Di Indonesia, fenomena ini bahkan lebih akut. “Tuntutan sosial untuk merayakan tahun baru dengan ‘layak’ menciptakan beban finansial yang luar biasa,” jelas psikolog klinis Nadya Pramesrani. “Bagi keluarga dengan ekonomi lemah, ini menjadi sumber stres yang sangat berat. Pelaku KDRT sering mengalihkan frustrasi ekonomi mereka ke pasangan atau anak-anak.”
Penelitian yang dipublikasikan dalam Journal of Interpersonal Violence menemukan bahwa stres finansial meningkatkan risiko kekerasan pasangan hingga tiga kali lipat. Ketidakmampuan memenuhi ekspektasi sosial selama perayaan menciptakan rasa malu dan kegagalan yang memicu kemarahan.
Kedua, konsumsi alkohol yang meningkat. Musim liburan sering dikaitkan dengan peningkatan konsumsi alkohol. Menurut Bureau of Crime Statistics and Research New South Wales, sekitar seperempat kekerasan domestik dari Juli 2023 hingga Juni 2024 terkait alkohol.
“Tidak semua orang yang minum alkohol akan menjadi kekerasan,” jelas peneliti dari University of Nevada, Reno. “Namun, alkohol mengubah cara otak berfungsi dengan mengurangi kemampuan kita mengontrol impuls, yang dapat meningkatkan kemungkinan menjadi kekerasan ketika diprovokasi.”
Studi yang dipublikasikan dalam jurnal Addiction menganalisis hubungan harian antara konsumsi alkohol dan kekerasan pasangan pada orang dewasa muda. Temuan menunjukkan korelasi kuat: hari-hari dengan konsumsi alkohol lebih tinggi secara signifikan terkait dengan peningkatan insiden kekerasan.
Di Indonesia, meski konsumsi alkohol bukan norma sosial dominan, fenomena serupa terjadi dengan bentuk lain. “Tekanan emosional yang tidak terkelola dengan baik, dikombinasi dengan kelelahan fisik akibat perayaan, menciptakan kondisi serupa,” ungkap Ayunda Rahmadani, psikolog Universitas Mulawarman yang juga Koordinator Psikolog UPTD PPA Kota Samarinda.
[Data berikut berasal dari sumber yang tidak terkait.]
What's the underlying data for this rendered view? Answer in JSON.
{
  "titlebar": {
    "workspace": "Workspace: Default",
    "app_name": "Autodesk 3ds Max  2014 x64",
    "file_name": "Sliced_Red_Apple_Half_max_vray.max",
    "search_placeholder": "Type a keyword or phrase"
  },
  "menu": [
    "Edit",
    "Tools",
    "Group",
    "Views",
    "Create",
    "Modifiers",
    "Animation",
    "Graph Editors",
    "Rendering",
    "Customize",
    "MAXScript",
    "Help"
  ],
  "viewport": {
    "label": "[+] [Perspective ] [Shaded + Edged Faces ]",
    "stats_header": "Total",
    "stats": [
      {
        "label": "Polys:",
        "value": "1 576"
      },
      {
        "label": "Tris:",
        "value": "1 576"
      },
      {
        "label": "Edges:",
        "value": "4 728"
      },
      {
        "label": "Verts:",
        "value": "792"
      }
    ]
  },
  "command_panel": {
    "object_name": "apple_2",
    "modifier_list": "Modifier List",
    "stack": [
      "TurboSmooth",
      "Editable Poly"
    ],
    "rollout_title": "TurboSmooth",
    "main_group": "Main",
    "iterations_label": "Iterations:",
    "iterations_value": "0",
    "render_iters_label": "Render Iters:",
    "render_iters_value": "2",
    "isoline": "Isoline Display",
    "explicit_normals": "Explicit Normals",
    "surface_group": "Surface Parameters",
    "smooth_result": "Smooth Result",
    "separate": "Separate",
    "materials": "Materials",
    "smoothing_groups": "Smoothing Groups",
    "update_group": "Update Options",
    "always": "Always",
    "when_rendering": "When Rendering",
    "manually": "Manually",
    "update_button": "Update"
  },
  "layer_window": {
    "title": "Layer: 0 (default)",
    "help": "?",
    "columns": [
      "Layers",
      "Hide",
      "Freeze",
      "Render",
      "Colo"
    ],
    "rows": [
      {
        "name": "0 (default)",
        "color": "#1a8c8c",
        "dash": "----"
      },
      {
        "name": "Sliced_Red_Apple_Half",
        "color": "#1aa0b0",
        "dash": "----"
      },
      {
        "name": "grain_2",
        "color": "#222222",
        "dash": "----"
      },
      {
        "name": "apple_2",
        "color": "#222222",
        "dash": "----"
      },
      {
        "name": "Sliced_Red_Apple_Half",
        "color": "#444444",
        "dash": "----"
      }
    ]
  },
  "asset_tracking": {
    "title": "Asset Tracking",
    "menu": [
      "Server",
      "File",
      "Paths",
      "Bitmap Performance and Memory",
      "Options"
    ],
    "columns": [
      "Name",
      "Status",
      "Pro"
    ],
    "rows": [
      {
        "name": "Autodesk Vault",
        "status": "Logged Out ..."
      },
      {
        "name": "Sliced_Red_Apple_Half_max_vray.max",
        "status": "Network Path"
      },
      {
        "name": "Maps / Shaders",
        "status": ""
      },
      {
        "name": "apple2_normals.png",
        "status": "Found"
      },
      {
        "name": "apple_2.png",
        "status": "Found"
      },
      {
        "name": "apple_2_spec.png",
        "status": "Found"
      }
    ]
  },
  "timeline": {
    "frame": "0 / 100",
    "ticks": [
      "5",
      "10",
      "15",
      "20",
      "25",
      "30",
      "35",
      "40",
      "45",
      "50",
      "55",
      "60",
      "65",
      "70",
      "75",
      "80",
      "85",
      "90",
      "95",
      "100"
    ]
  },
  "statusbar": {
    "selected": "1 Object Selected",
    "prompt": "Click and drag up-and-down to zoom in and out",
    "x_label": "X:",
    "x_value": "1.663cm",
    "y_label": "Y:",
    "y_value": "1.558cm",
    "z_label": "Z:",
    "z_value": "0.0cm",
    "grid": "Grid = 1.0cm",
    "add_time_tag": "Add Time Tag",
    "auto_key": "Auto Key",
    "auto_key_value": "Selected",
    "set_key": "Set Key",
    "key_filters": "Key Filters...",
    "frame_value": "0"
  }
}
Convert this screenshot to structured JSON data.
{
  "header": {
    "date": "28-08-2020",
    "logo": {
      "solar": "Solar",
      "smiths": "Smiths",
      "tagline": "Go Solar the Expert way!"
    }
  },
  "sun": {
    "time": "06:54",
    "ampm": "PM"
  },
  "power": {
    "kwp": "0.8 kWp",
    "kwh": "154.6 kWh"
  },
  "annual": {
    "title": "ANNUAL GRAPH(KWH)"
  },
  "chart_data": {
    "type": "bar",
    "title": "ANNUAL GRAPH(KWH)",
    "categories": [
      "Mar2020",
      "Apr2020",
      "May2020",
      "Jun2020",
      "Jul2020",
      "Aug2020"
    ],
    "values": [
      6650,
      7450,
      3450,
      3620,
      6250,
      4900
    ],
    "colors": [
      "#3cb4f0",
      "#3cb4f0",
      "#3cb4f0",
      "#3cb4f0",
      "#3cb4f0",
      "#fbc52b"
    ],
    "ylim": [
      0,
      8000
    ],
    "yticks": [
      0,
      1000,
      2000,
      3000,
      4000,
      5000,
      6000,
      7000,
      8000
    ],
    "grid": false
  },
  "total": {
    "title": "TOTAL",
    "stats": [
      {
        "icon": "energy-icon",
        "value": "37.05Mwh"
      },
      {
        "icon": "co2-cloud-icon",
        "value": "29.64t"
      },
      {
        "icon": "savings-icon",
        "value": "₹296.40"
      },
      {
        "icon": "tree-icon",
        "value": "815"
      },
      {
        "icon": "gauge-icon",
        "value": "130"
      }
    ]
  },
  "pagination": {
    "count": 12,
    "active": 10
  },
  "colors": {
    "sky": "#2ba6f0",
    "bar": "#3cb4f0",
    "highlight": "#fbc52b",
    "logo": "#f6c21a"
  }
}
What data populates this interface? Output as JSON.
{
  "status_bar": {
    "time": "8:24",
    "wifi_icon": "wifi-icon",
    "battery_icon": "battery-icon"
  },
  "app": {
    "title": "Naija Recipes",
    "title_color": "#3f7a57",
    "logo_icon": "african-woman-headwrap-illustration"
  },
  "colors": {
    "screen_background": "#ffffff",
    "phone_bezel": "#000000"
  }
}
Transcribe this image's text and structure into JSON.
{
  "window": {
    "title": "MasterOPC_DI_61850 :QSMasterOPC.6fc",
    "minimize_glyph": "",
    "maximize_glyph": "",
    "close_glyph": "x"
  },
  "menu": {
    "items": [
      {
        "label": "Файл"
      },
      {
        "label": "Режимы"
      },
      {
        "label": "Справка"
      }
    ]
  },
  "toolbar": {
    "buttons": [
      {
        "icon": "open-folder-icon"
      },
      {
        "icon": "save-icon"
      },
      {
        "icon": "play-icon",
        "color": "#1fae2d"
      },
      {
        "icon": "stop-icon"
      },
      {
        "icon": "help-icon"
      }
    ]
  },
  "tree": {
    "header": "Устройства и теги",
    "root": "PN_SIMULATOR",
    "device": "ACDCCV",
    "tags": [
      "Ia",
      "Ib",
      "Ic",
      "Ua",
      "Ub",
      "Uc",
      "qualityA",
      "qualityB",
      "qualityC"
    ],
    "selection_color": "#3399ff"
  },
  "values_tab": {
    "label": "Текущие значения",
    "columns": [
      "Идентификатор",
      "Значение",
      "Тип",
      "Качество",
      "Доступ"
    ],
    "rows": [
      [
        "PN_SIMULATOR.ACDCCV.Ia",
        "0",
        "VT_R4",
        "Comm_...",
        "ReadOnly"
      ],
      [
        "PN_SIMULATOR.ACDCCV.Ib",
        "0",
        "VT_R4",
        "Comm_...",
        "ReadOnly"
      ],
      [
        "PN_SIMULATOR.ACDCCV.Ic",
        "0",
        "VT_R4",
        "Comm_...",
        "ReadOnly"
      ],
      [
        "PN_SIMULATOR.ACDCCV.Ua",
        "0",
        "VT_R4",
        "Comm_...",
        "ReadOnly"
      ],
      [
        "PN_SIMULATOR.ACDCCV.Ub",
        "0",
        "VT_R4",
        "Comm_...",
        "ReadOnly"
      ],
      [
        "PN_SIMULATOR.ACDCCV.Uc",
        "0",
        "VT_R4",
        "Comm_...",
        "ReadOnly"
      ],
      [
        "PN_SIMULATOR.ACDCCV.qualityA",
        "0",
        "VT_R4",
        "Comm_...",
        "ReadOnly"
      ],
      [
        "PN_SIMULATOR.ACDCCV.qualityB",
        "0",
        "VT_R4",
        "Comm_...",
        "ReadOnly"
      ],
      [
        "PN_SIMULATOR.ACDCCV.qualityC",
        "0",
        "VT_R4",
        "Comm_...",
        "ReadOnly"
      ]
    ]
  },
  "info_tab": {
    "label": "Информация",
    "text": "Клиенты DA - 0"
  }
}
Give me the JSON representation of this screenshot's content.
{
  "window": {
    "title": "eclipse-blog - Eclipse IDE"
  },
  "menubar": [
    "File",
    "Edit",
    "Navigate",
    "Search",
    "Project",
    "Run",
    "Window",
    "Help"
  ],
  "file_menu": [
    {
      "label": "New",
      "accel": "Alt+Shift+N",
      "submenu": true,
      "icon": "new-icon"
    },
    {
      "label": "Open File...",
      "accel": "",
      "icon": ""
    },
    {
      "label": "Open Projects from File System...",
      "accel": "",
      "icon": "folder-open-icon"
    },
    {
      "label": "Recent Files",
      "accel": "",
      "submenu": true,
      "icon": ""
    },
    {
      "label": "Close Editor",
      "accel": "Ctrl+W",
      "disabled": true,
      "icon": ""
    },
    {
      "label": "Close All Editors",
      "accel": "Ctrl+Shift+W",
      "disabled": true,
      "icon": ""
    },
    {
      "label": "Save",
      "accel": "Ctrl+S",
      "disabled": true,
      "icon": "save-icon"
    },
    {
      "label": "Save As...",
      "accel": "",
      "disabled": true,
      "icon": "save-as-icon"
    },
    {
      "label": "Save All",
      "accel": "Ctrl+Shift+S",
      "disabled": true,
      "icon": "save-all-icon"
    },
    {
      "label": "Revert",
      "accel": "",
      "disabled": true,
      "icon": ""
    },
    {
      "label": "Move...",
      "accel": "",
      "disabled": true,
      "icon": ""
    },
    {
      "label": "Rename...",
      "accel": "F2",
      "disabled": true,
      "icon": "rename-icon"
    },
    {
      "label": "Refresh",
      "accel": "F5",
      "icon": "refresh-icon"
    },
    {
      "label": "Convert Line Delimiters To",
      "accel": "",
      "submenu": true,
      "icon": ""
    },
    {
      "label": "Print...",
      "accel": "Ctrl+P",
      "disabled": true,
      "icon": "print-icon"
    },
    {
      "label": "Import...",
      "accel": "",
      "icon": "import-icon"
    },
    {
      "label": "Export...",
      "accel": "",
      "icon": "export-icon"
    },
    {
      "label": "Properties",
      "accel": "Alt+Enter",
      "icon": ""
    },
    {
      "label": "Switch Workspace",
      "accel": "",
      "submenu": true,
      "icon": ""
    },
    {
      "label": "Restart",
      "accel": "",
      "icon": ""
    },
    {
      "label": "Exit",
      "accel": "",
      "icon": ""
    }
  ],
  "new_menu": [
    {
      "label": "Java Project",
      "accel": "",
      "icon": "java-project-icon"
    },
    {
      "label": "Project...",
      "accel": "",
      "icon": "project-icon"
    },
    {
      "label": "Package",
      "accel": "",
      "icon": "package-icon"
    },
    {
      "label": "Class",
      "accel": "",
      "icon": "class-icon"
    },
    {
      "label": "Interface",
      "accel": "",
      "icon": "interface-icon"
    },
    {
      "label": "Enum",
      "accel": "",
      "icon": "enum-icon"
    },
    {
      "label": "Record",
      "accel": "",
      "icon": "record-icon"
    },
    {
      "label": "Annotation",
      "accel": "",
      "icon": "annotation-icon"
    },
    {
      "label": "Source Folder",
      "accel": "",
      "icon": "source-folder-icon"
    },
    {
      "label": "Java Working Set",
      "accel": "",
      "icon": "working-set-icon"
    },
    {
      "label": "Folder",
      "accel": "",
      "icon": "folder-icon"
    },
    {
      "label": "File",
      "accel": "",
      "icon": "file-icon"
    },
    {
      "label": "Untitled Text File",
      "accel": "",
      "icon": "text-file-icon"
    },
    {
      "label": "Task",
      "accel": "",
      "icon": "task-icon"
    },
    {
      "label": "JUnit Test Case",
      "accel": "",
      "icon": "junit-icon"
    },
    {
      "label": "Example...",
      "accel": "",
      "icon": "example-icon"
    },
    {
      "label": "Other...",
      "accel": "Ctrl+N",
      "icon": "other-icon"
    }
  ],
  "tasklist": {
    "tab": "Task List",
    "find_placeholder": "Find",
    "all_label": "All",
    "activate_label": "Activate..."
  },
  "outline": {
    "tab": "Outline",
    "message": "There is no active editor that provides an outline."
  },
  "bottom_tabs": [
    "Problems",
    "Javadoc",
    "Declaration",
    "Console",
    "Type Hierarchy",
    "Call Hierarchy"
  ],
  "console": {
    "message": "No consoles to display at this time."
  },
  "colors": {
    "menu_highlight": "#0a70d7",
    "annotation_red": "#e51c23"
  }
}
Ketiga, ekspektasi sosial yang tak terpenuhi. Musim liburan datang dengan ekspektasi tinggi, baik sosial maupun personal. Banyak orang merasakan tekanan untuk memenuhi kewajiban sosial: membeli hadiah mahal, menyiapkan makanan mewah, dan berbagai “keharusan” lainnya untuk menciptakan liburan yang “sempurna”.
“Ekspektasi ini menciptakan standar yang tidak realistis,” jelas Joy Walker-Jones, LCSW dari UCSF Women’s Specialty Program. “Ketika realitas tidak sesuai dengan ekspektasi, seperti hidangan tidak sempurna, hadiah tidak cukup mewah, atau acara keluarga penuh konflik, kekecewaan dan frustrasi dapat memicu agresi pada individu yang sudah rentan terhadap perilaku kekerasan.”
Tekanan untuk mempertahankan “wajah bahagia” selama periode yang seharusnya menyenangkan membuat banyak korban merasa terisolasi dan malu. “Masyarakat mengharapkan semua orang bahagia saat perayaan,” kata Desy Andriani, Deputi Bidang Perlindungan Hak Perempuan Kemen PPPA. “Ketika rumah Anda penuh kekerasan, tetapi Anda harus pura-pura bahagia, itu menciptakan beban psikologis yang luar biasa.”
Keempat, kontak yang diperpanjang dan isolasi. Liburan sering melibatkan waktu yang diperpanjang bersama keluarga dan teman. Bagi korban KDRT, ini berarti lebih banyak waktu terpapar pada pelaku dengan lebih sedikit kesempatan untuk melarikan diri atau mencari bantuan.
“Korban menjadi lebih rentan terhadap kekerasan karena kontak yang berkepanjangan atau meningkat dengan keluarga dan teman,” jelas Dr. Khurana. “Pelaku sering memanfaatkan keadaan ini untuk memperkuat kontrol mereka terhadap korban.”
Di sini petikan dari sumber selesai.